China's twist on casino capitalism

China's twist on casino capitalism
05:55 AM Feb 07, 2011
by David Pilling
It is just 10 times the size of New York's Central Park with a population of 450,000. Its economy has been growing at twice the speed of China's for several years. Its nominal gross domestic product per capita is roughly US$40,000 ($50,983), about the same as Germany and higher than the United Kingdom.

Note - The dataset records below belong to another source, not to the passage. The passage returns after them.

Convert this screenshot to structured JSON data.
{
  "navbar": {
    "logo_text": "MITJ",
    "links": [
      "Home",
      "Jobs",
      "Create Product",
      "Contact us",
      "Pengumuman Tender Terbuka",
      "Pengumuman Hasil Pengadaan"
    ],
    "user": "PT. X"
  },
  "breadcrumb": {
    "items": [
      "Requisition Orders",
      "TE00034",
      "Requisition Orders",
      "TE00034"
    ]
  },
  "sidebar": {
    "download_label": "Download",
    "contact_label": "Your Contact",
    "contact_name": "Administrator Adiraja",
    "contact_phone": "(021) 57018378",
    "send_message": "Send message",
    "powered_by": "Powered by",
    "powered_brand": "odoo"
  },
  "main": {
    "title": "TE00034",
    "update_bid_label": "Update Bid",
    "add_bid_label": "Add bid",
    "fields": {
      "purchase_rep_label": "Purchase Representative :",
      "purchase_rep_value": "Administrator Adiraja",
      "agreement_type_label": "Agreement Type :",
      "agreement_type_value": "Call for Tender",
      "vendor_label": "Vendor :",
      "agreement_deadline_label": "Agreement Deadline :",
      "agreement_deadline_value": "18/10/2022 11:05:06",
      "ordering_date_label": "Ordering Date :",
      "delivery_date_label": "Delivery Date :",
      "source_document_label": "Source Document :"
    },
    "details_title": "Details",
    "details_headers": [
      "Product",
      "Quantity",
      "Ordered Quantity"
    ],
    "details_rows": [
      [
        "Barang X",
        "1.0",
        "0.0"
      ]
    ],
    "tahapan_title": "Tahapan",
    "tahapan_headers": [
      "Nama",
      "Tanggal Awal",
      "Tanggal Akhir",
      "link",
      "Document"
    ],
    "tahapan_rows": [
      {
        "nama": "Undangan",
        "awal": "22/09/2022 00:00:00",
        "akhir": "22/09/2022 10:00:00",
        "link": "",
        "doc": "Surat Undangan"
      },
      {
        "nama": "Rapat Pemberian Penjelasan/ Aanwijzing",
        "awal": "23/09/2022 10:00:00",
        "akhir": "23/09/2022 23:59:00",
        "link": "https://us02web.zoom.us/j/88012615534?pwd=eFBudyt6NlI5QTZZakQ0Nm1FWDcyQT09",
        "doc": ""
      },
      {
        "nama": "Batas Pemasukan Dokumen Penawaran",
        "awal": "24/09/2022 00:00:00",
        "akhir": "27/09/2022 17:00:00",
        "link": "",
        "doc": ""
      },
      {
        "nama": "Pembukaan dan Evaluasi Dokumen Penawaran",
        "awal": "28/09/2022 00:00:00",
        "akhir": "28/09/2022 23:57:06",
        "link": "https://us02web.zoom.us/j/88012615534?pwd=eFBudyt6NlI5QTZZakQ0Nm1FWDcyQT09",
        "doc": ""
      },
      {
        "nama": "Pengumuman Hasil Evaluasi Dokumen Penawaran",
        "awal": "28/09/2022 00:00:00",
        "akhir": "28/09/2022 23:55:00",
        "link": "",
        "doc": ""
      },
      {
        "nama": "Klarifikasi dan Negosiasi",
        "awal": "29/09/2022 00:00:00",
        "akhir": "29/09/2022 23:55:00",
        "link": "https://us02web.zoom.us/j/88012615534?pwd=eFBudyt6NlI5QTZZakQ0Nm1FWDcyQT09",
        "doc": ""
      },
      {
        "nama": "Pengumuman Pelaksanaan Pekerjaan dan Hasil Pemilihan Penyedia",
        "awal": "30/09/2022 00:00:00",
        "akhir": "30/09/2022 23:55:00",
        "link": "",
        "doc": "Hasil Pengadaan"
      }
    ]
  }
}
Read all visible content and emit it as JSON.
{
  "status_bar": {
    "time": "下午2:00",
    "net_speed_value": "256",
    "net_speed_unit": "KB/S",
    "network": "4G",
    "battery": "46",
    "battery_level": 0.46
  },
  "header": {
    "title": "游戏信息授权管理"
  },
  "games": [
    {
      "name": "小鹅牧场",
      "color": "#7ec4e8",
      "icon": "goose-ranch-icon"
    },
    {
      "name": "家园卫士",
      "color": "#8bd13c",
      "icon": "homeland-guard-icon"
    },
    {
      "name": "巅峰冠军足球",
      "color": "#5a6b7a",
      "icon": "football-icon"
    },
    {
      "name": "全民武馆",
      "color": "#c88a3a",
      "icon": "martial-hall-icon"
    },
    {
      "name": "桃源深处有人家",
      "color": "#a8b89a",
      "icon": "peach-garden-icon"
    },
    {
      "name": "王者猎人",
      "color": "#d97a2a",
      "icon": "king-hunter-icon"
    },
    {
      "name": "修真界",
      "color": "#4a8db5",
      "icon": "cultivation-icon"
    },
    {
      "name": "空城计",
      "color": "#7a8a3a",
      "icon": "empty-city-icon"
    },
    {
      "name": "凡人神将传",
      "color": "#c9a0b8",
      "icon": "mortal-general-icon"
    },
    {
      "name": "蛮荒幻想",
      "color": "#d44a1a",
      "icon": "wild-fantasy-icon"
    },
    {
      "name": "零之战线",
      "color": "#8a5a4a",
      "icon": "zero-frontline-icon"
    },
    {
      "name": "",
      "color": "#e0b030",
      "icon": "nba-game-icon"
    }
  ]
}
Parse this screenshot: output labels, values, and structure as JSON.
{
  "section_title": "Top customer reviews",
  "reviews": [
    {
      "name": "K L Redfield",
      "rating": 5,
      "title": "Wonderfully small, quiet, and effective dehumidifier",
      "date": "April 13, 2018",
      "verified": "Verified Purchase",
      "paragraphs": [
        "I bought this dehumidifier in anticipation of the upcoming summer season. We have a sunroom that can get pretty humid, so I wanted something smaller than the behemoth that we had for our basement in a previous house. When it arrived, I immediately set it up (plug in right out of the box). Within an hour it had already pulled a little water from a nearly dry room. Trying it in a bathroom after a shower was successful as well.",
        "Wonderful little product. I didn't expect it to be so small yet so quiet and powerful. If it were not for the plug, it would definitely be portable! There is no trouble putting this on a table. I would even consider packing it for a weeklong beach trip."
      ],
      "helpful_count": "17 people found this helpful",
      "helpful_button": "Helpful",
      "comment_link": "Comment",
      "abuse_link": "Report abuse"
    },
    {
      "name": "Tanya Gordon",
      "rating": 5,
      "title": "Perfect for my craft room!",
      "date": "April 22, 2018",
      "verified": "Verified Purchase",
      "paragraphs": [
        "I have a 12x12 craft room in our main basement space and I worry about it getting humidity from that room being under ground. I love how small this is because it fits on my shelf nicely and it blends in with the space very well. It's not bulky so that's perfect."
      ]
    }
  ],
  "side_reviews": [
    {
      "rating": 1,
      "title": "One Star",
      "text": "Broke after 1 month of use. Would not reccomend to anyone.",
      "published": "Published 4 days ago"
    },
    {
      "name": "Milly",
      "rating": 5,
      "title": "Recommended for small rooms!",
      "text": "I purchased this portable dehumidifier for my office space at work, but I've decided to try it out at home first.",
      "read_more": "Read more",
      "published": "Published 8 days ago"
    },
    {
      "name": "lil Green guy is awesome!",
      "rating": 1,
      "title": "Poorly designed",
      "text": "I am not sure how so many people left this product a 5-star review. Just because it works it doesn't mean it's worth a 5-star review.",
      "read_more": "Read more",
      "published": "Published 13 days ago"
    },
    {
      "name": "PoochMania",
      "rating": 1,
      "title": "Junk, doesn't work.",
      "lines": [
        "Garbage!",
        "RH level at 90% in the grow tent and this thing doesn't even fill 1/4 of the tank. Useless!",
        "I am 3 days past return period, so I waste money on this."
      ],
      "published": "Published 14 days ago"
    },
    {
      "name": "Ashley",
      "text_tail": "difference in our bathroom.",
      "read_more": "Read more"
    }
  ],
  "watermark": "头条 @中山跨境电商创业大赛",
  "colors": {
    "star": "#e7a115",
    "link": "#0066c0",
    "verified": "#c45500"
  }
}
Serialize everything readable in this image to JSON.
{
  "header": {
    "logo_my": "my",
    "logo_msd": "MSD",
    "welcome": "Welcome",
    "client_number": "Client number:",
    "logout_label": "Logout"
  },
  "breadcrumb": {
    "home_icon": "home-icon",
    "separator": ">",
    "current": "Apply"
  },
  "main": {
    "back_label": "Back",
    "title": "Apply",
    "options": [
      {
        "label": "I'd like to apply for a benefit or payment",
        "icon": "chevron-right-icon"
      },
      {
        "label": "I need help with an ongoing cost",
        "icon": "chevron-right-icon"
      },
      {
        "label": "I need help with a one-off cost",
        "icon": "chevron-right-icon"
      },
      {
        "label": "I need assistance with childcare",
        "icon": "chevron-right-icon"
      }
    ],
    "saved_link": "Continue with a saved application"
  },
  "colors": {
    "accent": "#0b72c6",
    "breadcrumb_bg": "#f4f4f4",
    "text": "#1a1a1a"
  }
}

Place your bets: The city in question is Macau.
Macau is China's gambling capital, the only place in a gambling-crazy country of 1.3 billion people where it is legal to bet in a casino. It is an officially sanctioned safety valve. China's frustrated gamblers are corralled into a tiny peninsula, where they spend an average 1.4 days losing bucket-loads of money, principally on baccarat.
Last year, they left about US$23 billion on the table (of which Macau's government takes a 40 per cent cut) some four times the amount Americans donated to the casinos of Las Vegas.
Macau has been in the news because of the extraordinary saga of Mr Stanley Ho, the 89-year-old billionaire who made his fortune from a 40-year gambling monopoly granted by Macau's Portuguese colonisers. Mr Ho is in the midst of an unseemly tussle for his estimated US$3.1 billion fortune.
Competing factions from at least 16 children Mr Ho has fathered with four "wives" are battling for a share of his wealth with all the venom one normally expects after a patriarch's funeral. Mr Ho is condemned to watch the spectacle while he is still alive. It is enough to give polygamy a bad name.
But the fun and games surrounding Mr Ho's charming family are but a sideshow to the goings-on in Macau itself. The Portuguese established Macau as a trading post in 1557, some 300 years before Hong Kong became a British colony. Hong Kong's rise as a financial centre left Macau to specialise in vice: Gambling, prostitution and loan-sharking. In the run-up to the 1999 handover to China, Macau remained a seedy place, with street shoot-outs between triad gangs a regular spectacle.
Beijing took a strategic decision to clean up Macau. It would also develop it into Asia's premier gambling destination. Just as Hong Kong is China's banking centre, so Macau would become its baccarat hub. Both special administrative regions would show Taiwan it was possible to be part of China and free to do one's own thing.
Almost instantly, Macau's violence ended. So, too, in 2002 did Mr Ho's monopoly. Two of the new licences went to the kings of Nevada, Mr Sheldon Adelson and Mr Steve Wynn.
When, in 2004, Mr Adelson opened the Sands Macao, there was a stampede to get in. The casino, the first to cater to mass-market Chinese gamblers, paid for itself in eight months. Mr Adelson later added the 3,000-room Venetian Macao hotel and convention centre, the world's largest casino and one of the few places where you can take an indoor gondola ride. Mr Wynn added a higher-end, more discreet casino that proved equally popular.
Macau derives four-fifths of its revenue from gambling (compared with less than half in Las Vegas), the bulk of it from high-rollers. Officially, Chinese citizens are allowed to exchange about US$50,000 a year into hard currency. But many high-rollers spend much more than that. They can do so thanks to the so-called junket operators who provide gamblers' hard-currency stake in return for yuan-denominated collateral. If the gambler wins, he keeps his hard-currency earnings. If he loses, he pays back in yuan.
Because such loans are not exactly official and unenforceable in China's court system, they are collected the old-fashioned way. Analysts covering Macau insist that the bulk of money wagered - estimated by CLSA at US$750 billion last year - is legitimate gambling.
But the opportunity for money-laundering is also obvious. Of the debts settled by junket operators, CLSA writes reassuringly: "Note that the numbers of reported assaults or deaths associated with debt collection are surprisingly low."
Beijing may well be hoping that foreign operators can further nudge Macao in the direction of convention business and mass-market gambling. That would make it far less dependent on the volatile and potentially shady world of the high-rollers.
In the meantime, the former Portuguese colony is riding wave upon wave of money. Last year, its cash-flush government made a "wealth-sharing handout" of US$750 to every Macanese. So long as its monopoly lasts, the exact source of gambling revenue may not matter too much. The dice are loaded in Macau's favour.


David Pilling is the Asia editor of the Financial Times.